More than 1.5 million hydrogen-fuelled cars could be on UK roads by 2030, according to a new study.
The forecast was made in an interim report commissioned to assess the benefits of hydrogen fuel cell electric vehicles (FCEVs) and help position the UK for their commercial roll-out.
The UKH2Mobility project – which brings together businesses from the automotive, energy, infrastructure and retail sectors with government – put the report together; the study provides a ‘roadmap’ for the introduction of vehicles and hydrogen refuelling infrastructure in the UK.
Akihito Tanke, vice president, research and development, Toyota Motor Europe, said hydrogen fuel cell technology represented a major advance in securing sustainable mobility.
“As manufacturers reach the point of bringing the first FCEVs to market, it is important that all interested parties work together to ensure their benefits can be appreciated and realised through co-ordinated dialogue between industry partners and government bodies.
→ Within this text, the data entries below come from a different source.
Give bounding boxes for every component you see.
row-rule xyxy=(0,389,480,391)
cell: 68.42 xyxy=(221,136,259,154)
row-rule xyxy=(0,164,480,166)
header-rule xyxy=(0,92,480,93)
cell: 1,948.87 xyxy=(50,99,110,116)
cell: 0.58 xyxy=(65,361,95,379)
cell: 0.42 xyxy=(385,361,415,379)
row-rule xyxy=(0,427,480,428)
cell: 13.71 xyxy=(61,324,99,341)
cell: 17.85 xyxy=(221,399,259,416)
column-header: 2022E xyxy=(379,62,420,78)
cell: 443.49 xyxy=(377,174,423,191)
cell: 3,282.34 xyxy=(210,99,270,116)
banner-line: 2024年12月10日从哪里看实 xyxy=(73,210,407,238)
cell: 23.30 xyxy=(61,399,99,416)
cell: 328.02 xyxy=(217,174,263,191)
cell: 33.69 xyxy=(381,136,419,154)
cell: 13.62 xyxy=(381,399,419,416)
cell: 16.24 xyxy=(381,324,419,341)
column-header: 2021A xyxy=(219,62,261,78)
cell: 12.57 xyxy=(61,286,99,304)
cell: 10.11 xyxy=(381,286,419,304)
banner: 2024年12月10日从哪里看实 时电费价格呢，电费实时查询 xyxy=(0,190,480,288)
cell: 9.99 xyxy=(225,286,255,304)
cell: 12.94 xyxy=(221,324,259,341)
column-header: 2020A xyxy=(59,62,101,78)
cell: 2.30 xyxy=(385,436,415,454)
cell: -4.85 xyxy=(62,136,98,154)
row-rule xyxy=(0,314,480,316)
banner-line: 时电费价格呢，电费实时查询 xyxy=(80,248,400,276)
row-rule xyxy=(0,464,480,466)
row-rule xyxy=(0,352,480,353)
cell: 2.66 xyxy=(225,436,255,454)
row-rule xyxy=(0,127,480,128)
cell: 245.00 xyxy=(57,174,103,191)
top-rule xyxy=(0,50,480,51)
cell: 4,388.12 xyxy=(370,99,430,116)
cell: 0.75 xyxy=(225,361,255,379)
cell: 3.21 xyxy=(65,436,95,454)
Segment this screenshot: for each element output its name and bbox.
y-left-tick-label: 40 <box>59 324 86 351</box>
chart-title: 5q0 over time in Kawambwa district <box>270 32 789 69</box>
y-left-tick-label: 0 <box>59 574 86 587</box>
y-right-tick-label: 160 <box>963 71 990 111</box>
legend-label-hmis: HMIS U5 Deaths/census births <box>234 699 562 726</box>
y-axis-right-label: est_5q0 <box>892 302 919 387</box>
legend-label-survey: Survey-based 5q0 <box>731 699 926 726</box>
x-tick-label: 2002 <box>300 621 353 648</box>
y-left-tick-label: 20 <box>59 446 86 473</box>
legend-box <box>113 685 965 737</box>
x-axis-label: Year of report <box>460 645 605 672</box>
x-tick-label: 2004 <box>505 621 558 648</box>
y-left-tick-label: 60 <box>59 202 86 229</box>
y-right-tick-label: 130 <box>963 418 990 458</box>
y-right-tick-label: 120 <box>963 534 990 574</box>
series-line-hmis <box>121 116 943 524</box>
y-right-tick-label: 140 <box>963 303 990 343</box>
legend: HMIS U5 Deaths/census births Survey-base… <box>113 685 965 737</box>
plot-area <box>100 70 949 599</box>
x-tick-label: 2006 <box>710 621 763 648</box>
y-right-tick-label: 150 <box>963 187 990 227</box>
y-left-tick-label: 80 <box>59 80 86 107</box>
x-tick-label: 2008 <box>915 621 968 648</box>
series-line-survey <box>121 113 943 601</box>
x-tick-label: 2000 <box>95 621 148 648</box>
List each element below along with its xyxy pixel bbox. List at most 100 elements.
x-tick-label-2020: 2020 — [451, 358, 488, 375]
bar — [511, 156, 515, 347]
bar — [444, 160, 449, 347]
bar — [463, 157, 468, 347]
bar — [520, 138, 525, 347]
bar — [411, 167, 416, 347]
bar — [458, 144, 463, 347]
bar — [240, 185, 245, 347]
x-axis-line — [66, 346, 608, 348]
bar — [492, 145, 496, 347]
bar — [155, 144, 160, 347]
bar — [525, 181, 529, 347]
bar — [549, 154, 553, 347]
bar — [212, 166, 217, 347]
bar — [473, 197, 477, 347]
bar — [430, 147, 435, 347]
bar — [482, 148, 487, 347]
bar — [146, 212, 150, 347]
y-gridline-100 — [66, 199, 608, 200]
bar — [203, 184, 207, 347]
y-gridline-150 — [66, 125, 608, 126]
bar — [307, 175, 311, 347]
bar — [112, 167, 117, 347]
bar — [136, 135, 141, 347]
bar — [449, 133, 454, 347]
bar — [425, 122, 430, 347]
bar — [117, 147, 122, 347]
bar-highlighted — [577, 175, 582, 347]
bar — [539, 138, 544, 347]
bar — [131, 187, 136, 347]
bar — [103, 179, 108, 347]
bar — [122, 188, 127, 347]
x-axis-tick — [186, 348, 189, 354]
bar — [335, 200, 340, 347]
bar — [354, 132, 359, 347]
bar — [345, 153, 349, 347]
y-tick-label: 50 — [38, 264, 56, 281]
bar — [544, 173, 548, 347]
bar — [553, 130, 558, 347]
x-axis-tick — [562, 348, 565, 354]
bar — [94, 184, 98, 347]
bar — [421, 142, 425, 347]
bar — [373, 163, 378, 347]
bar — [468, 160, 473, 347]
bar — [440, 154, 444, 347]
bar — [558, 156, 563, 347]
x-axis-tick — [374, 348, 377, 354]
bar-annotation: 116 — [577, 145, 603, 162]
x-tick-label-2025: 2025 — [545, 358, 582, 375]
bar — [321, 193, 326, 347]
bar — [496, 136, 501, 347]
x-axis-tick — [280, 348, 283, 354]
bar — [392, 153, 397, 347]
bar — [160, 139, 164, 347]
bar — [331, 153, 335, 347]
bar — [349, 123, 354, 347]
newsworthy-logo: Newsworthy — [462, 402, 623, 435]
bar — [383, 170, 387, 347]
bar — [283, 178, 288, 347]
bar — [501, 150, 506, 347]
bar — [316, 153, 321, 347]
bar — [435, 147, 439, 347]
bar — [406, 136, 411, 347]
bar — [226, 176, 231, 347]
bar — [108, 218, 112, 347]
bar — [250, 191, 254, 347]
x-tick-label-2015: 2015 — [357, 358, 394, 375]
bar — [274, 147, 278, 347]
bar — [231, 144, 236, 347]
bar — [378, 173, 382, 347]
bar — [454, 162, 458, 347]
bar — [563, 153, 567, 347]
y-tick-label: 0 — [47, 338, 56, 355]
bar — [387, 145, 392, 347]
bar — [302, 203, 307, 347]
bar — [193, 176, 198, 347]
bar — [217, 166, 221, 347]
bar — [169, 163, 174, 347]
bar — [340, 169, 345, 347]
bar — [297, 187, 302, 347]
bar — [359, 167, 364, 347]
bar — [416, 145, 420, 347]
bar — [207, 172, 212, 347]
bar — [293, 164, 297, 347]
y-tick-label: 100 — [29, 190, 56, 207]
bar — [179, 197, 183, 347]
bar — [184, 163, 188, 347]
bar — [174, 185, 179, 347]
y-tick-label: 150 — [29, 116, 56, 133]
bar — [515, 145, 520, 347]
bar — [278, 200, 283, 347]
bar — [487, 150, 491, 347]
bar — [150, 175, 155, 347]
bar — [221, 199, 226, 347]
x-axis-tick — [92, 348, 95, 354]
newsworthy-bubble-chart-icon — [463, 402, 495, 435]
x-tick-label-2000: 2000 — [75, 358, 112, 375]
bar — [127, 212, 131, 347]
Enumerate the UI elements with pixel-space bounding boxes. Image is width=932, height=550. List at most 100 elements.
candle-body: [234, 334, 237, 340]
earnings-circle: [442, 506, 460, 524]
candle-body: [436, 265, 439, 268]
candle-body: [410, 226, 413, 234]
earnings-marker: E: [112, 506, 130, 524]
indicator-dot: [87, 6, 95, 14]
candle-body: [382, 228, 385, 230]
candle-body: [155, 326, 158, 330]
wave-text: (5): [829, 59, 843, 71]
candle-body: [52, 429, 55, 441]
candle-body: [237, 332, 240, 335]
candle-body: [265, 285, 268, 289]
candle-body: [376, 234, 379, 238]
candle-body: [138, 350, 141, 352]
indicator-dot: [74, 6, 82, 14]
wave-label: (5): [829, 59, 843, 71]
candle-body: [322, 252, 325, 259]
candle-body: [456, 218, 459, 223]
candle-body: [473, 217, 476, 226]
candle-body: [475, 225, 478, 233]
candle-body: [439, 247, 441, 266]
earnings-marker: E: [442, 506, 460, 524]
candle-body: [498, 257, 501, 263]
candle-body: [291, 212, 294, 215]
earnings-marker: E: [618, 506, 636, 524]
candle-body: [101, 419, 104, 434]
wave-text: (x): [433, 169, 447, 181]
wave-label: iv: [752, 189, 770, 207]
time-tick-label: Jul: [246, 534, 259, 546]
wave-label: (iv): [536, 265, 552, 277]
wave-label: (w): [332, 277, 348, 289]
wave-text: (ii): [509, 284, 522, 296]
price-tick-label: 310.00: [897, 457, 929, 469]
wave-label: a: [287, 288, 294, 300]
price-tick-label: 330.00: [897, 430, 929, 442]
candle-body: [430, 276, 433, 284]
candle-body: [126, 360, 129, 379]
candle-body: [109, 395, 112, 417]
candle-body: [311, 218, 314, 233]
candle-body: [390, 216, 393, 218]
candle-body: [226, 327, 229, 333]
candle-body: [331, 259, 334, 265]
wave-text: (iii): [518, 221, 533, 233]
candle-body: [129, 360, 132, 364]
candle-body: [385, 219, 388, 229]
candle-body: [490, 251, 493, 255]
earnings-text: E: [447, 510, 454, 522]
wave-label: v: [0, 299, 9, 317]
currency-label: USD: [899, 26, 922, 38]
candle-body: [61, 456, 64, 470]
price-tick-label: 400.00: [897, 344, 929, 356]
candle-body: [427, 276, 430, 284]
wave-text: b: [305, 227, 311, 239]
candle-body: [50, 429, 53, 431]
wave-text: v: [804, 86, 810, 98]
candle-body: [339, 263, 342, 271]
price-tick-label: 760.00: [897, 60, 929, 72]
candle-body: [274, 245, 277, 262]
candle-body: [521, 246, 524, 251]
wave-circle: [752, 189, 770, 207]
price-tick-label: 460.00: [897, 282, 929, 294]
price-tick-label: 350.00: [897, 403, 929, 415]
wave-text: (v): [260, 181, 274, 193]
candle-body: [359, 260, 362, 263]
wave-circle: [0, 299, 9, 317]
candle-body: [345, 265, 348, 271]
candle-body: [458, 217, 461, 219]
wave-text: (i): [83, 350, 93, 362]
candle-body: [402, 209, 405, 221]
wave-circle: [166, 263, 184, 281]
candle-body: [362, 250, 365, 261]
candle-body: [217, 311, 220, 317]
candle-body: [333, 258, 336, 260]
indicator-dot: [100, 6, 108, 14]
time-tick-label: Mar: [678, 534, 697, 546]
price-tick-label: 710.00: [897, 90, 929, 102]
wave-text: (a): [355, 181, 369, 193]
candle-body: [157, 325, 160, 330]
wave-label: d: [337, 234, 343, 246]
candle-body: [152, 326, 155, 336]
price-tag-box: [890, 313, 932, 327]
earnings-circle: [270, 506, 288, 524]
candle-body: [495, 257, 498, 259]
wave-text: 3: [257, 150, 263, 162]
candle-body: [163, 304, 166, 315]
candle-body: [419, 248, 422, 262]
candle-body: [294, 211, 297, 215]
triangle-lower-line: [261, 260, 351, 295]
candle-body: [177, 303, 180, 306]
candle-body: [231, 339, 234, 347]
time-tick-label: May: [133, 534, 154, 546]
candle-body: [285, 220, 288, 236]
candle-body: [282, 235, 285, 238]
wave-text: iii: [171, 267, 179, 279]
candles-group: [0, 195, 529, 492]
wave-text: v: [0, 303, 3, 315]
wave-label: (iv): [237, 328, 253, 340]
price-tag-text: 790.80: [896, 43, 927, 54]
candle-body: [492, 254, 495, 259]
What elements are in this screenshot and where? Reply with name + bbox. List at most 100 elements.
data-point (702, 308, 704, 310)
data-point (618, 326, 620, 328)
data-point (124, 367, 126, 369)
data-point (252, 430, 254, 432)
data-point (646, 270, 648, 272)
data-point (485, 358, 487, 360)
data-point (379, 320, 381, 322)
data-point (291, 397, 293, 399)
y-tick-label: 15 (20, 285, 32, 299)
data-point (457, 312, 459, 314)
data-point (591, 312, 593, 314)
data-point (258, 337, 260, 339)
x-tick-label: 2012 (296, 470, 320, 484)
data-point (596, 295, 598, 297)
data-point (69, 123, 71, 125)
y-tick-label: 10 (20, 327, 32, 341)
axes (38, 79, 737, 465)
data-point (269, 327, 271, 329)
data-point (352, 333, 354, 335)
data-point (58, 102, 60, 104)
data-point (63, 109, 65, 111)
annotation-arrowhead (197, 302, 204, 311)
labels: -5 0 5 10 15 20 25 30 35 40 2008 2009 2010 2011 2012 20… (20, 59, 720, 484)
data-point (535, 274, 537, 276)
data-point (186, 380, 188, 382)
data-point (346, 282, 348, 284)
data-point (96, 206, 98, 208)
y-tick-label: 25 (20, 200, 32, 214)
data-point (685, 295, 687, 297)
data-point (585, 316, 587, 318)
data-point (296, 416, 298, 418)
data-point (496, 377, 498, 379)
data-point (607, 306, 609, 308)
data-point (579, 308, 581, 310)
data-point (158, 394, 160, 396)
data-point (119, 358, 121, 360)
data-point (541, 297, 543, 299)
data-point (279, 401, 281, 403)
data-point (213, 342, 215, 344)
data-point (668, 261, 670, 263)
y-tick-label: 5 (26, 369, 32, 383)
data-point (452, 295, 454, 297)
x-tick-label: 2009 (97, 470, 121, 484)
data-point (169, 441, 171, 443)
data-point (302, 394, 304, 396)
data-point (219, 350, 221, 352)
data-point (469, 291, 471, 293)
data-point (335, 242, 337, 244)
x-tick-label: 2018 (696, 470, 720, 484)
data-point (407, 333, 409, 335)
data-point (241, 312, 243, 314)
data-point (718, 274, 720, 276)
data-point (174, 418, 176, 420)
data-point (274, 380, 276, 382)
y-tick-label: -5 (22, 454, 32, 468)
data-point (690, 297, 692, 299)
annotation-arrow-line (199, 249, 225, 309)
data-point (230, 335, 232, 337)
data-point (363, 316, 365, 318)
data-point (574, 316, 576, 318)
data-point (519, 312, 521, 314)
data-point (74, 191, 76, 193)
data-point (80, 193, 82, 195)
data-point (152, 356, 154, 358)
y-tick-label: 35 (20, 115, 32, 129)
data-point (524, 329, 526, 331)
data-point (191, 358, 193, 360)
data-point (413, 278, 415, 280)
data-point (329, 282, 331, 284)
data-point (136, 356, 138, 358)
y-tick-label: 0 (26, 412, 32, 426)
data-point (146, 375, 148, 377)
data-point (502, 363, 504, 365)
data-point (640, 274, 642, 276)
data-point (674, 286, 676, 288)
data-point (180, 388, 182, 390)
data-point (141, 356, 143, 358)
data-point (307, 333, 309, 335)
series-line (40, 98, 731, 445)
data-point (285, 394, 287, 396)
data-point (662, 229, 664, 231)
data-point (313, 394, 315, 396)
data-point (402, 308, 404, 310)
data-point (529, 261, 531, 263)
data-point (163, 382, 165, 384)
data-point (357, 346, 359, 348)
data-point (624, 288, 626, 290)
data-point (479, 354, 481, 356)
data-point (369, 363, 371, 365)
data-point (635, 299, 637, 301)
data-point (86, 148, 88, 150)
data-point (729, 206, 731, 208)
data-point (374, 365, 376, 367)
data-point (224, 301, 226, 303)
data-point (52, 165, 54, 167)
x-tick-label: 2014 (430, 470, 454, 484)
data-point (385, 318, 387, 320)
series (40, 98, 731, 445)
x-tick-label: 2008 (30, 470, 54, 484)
“UKH2Mobility’s Phase 1 findings provide valuable resources and intelligence to help us secure these advantages and we look forward to participating in Phase 2 to further confirm the potential of hydrogen as a low carbon fuel in the UK.”
Business minister Michael Fallon said the transition to ultra-low emission vehicles had already begun and it had the potential to create "really significant new economic opportunities" for the UK, to diversify national energy supply and to decarbonise road transport.
“The findings demonstrate that hydrogen fuel cell electric vehicles can make a significant contribution to this.
“Successful commercialisation of the technology will require government to work in true partnership with industry.
“Our international rivals are looking to steal a march in this area and so UKH2Mobility recognises the importance of prompt action to ensure the potential benefits are realised by businesses and consumers in the UK," he added.